Bilan

La BNS veut laisser le marché trouver le remplaçant du Libor

Le taux Saron pourrait remplacer à l'horizon 2022 le Libor en perte de vitesse, mais la BNS ne veut pas être à la manoeuvre pour décider de ce changement.

Si la BNS est disposée à accompagner le processus de réforme du taux Libor, elle ne veut pas intervenir dans le choix de son remplaçant.

Crédits: keystone

Le taux Saron pourrait remplacer à l'horizon 2022 le Libor, écorné par un vaste scandale de manipulation et en perte de vitesse, a estimé vendredi Dewet Moser, membre suppléant de la direction générale de la Banque nationale suisse (BNS). Mais l'institut d'émission ne veut pas être à la manoeuvre pour décider de ce changement, voulant laisser au marché le soin de trouver un remplaçant.

"Le Saron, taux de référence du marché des pensions de titres en francs qui existe depuis 2009, pourrait représenter une solution toute trouvée", a indiqué M. Moser lors d'une conférence organisée à Zurich par l'opérateur de la Bourse suisse Swiss Exchange et la Swiss Bond Commission.

Depuis fin 1999, le London Interbank Offered Rate (Libor) constitue le taux de référence de la stratégie de politique monétaire de la BNS pour lequel elle communique une fois par trimestre une marge de fluctuation. Cette dernière se situe actuellement entre -1,25% et -0,25%. De ce taux dépendent de nombreux produits financiers comme les crédits, emprunts, dérivés et rémunération des comptes d'épargne.

Des contrats financiers en francs suisses pour un montant d'environ 6500 mrd CHF utilisent ainsi le Libor comme taux de référence.

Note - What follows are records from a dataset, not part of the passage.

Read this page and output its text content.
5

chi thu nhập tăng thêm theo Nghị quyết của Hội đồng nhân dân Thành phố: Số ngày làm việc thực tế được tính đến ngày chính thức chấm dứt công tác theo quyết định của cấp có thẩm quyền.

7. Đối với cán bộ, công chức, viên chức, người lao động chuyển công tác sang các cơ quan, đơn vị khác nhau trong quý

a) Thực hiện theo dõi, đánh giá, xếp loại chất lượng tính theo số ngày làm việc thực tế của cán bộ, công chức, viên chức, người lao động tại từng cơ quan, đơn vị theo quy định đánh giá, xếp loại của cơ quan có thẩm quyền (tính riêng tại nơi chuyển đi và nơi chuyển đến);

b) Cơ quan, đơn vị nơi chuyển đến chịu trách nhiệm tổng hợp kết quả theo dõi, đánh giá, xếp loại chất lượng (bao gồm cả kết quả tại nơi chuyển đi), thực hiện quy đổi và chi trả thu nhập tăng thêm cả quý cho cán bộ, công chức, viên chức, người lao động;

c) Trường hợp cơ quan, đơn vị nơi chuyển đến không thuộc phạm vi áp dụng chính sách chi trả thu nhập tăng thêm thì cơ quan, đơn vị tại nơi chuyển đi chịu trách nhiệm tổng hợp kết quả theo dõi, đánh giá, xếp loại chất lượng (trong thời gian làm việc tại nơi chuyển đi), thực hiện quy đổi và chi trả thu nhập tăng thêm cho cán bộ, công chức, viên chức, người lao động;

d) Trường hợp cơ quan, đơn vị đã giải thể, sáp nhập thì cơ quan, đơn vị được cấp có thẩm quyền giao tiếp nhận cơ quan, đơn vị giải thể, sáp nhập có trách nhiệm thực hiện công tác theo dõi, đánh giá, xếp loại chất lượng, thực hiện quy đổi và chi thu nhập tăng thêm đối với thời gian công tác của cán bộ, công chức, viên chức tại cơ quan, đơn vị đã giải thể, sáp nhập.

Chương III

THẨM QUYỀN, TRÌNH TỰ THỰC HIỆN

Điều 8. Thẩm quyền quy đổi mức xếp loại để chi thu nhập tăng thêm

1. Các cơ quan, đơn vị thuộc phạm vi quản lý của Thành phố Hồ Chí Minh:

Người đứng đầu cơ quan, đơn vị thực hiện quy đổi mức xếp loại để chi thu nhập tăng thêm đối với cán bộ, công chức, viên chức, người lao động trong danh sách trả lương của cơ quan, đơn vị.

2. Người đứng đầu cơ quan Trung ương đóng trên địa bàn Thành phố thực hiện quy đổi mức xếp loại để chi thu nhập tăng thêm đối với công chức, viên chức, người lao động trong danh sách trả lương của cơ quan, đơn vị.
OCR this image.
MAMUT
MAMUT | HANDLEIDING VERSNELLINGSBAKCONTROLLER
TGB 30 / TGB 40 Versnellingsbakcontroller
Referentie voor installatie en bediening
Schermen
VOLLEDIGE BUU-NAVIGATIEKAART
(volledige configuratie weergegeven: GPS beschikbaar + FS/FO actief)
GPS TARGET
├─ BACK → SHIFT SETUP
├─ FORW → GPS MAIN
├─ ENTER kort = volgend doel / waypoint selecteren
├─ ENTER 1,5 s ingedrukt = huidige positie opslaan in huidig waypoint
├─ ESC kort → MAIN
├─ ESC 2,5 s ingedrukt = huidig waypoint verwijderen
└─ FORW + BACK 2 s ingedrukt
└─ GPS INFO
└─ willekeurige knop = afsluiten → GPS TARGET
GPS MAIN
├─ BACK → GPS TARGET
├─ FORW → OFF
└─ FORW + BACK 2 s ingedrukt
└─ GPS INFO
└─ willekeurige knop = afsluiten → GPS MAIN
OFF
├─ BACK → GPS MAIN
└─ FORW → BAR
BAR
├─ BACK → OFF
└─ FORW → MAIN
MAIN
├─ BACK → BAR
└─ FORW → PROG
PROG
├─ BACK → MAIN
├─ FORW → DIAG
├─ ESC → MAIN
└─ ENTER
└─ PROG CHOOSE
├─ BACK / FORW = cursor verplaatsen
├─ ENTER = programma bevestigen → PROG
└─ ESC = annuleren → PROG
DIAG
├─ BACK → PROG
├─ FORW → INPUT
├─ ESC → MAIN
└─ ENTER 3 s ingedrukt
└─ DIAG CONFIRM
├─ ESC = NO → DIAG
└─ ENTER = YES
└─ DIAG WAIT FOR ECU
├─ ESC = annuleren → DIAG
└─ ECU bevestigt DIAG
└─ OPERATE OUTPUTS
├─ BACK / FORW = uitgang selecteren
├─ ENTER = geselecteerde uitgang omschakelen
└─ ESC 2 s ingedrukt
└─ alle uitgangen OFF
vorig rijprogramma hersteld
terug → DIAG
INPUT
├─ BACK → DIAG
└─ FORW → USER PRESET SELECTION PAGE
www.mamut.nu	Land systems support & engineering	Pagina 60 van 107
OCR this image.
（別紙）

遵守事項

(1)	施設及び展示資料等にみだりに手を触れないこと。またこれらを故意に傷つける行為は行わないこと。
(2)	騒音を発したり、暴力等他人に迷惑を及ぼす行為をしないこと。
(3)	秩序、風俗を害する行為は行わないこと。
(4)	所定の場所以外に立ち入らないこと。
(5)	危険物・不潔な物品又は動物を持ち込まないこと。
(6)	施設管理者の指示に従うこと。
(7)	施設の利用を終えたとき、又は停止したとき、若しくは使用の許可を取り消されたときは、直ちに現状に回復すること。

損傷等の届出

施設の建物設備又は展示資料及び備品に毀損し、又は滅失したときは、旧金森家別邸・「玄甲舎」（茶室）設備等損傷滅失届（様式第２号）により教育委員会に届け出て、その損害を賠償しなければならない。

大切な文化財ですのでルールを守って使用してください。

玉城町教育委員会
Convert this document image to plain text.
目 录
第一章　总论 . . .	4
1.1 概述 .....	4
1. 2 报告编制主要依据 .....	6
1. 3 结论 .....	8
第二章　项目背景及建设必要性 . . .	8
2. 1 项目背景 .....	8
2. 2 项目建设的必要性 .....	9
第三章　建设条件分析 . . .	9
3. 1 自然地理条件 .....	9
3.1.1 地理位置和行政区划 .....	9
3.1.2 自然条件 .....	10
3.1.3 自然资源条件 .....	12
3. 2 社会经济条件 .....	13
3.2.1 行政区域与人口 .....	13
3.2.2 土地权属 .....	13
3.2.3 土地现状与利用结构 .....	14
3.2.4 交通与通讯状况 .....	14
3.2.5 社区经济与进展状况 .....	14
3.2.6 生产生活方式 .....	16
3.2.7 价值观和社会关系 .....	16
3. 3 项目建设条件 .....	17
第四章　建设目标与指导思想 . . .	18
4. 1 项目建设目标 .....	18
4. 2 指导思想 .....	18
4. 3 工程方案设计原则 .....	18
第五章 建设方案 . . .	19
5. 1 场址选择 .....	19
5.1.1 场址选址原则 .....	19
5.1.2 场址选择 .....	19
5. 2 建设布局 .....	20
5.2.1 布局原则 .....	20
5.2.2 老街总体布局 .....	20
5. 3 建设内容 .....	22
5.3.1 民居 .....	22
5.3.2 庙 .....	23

Mais ce taux, calculé quotidiennement à Londres, s'est retrouvé à partir de 2008 au coeur d'un vaste scandale de manipulation financière. Plusieurs grands établissements - dont UBS, Royal Bank of Scotland, Lloyds, Bank of America, Citigroup, HSBC, JP Morgan Chase - ont été depuis sanctionnés avec de lourdes amendes pour s'être concertés afin de le manipuler.

Ces dérives ont poussé le régulateur britannique (Financial Conduct Authority, FCA), qui le supervise, à vouloir l'abandonner par étapes d'ici quatre ans. Le taux en lui-même continuera d'exister, mais sera supplanté par d'autres taux jugés plus fiables. De fait, les volumes échangés liés au Libor n'ont cessé depuis de chuter.

Pour le responsable de la BNS, "la crédibilité et la fiabilité d'un taux de référence dépend aussi pour une grande partie de la liquidité du marché auquel il s'applique. Or le volume des opérations sur le marché monétaire non gagé, base du calcul du Libor, a sensiblement diminué à la suite de la crise financière et il ne s'est toujours pas redressé".

"L'avenir du Libor est (...) en train de se jouer", a-t-il insisté.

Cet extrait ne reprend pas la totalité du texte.